“News Hijacking”, “Aggregating”, or “Reblogging” — Fact of the no-cost publishing environment

“News Hijacking”, “Aggregating”, or “Reblogging” — Fact of the no-cost publishing environment

I just came back to an old debate in new journalism:  Is it fair that people generate traffic from other people’s work and journalism.

The Huffington Post and Business Insider are the poster children but I’m sure there are many more.

I love this piece by Brian Morrissey from DigiDay which includes this paragraph on a simple piece they conceived and wrote that Business Insider was able to hijack:

This hit home recently. On Friday, we did a somewhat silly Friday feature on digital executives “then and now.” One photo in particular, showing an emo teen version of Tumblr exec Rick Webb, piqued interest. Business Insider took a screenshot of the before-and-after shot, copy and pasted a paragraph, and then slapped on a sensationalist headline and called it a day. The author linked prominently to Digiday in the quick-hit post. The result: It generated 224 pageviews for the Digiday story. Along the way, BI banked another 1,500-plus pageviews — and that many “welcome ad” impressions along with multiple banners and a “native” video ad. Meanwhile, Digiday’s original post — thought up and executed by our staff — got 2,500 pageviews. Is this a fair trade?

The full conversation that went on between Henry Bloget and Brian Morrissey is really interesting from a future of the industry POV.  And Paid Content did a nice write up.

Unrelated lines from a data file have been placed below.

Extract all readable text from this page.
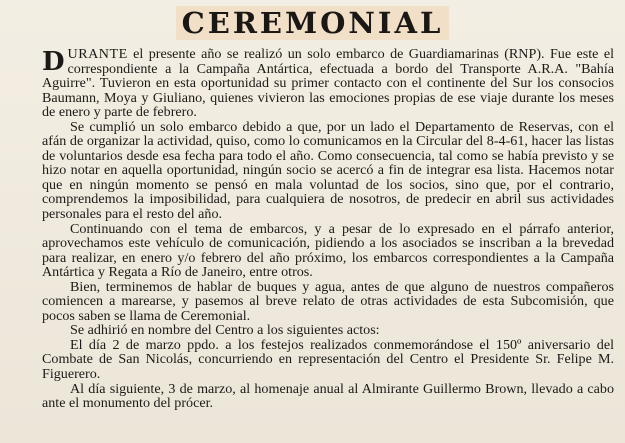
CEREMONIAL

DURANTE el presente año se realizó un solo embarco de Guardiamarinas (RNP). Fue este el correspondiente a la Campaña Antártica, efectuada a bordo del Transporte A.R.A. "Bahía Aguirre". Tuvieron en esta oportunidad su primer contacto con el continente del Sur los consocios Baumann, Moya y Giuliano, quienes vivieron las emociones propias de ese viaje durante los meses de enero y parte de febrero.

Se cumplió un solo embarco debido a que, por un lado el Departamento de Reservas, con el afán de organizar la actividad, quiso, como lo comunicamos en la Circular del 8-4-61, hacer las listas de voluntarios desde esa fecha para todo el año. Como consecuencia, tal como se había previsto y se hizo notar en aquella oportunidad, ningún socio se acercó a fin de integrar esa lista. Hacemos notar que en ningún momento se pensó en mala voluntad de los socios, sino que, por el contrario, comprendemos la imposibilidad, para cualquiera de nosotros, de predecir en abril sus actividades personales para el resto del año.

Continuando con el tema de embarcos, y a pesar de lo expresado en el párrafo anterior, aprovechamos este vehículo de comunicación, pidiendo a los asociados se inscriban a la brevedad para realizar, en enero y/o febrero del año próximo, los embarcos correspondientes a la Campaña Antártica y Regata a Río de Janeiro, entre otros.

Bien, terminemos de hablar de buques y agua, antes de que alguno de nuestros compañeros comiencen a marearse, y pasemos al breve relato de otras actividades de esta Subcomisión, que pocos saben se llama de Ceremonial.

Se adhirió en nombre del Centro a los siguientes actos:

El día 2 de marzo ppdo. a los festejos realizados conmemorándose el 150º aniversario del Combate de San Nicolás, concurriendo en representación del Centro el Presidente Sr. Felipe M. Figuerero.

Al día siguiente, 3 de marzo, al homenaje anual al Almirante Guillermo Brown, llevado a cabo ante el monumento del prócer.
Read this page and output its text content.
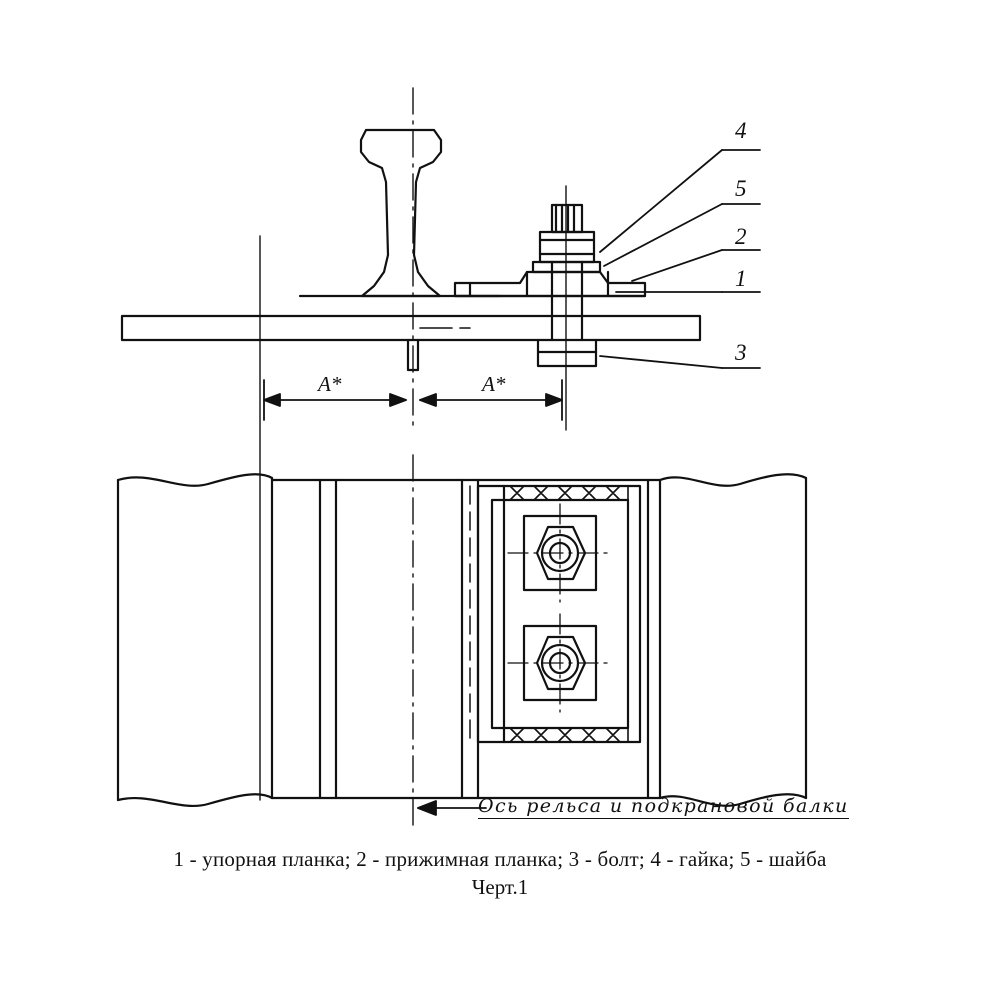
4
5
2
1
3
A*	A*
Ось рельса и подкрановой балки
1 - упорная планка; 2 - прижимная планка; 3 - болт; 4 - гайка; 5 - шайба
Черт.1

Given that the cost of generating a reblog post is so minimal, it isn’t a suprise everyone is reblogging everyone’s work.  And given the distracted nature of the end reader who is bouncing around the web based on search links and social mentions, there is little loyalty to specific news sources curating content.

So for the moment everyone will be “news hijacking” as I like to call it.  Until people get tired of sacrificing time to random content and start choosing specific sources for their content.